Can I just use OpenAI's Frontier Red Team features now that they acquired Promptfoo?

If you're an OpenAI enterprise customer, you increasingly can. OpenAI is integrating Promptfoo's capabilities into their Frontier safety platform. The open-source CLI is staying free and MIT-licensed, so you don't have to use the OpenAI-integrated version. For multi-model teams (we use Claude, OpenAI, and self-hosted Llama), the CLI is still the right choice.

Does any of this matter for small AI products?

Yes, more than you'd think. The cheapest tier of this stack — Promptfoo CLI + GitHub Actions free tier + your existing model API budget — adds maybe $50/month in API costs and a one-time afternoon of setup. For a 1-person AI side project, that is cheap insurance against a public embarrassment that could kill the product.

The Bottom Line

Red teaming in 2026 is no longer optional for any AI product with public endpoints. The good news: the open-source tooling is genuinely production-ready.
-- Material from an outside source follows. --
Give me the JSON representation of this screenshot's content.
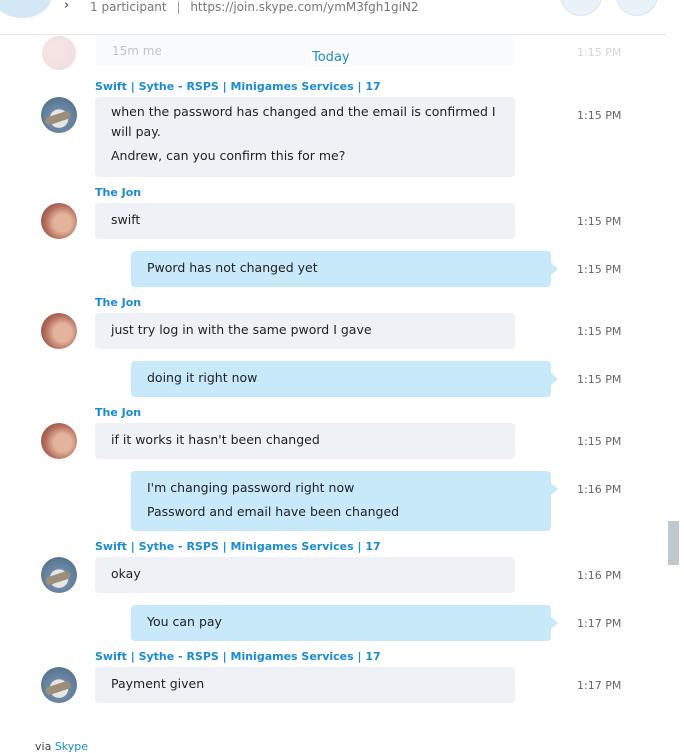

Promptfoo + Garak + PyRIT is a free stack that catches the overwhelming majority of vulnerabilities, runs in CI, and integrates with the version control workflow your team already uses. Mindgard, HiddenLayer, and Lakera are the right call when you need vendor-backed compliance reporting, but most teams should start with the open-source kill chain and only add commercial tools when a contract or regulator forces the question.

The discipline matters more than the tools. Run something on every commit. Run more nightly. Run the deep stuff weekly. Take the findings seriously even when they look noisy — by month three, the signal-to-noise ratio gets very good, and the cost of fixing something a tool found is always less than the cost of fixing something a customer found.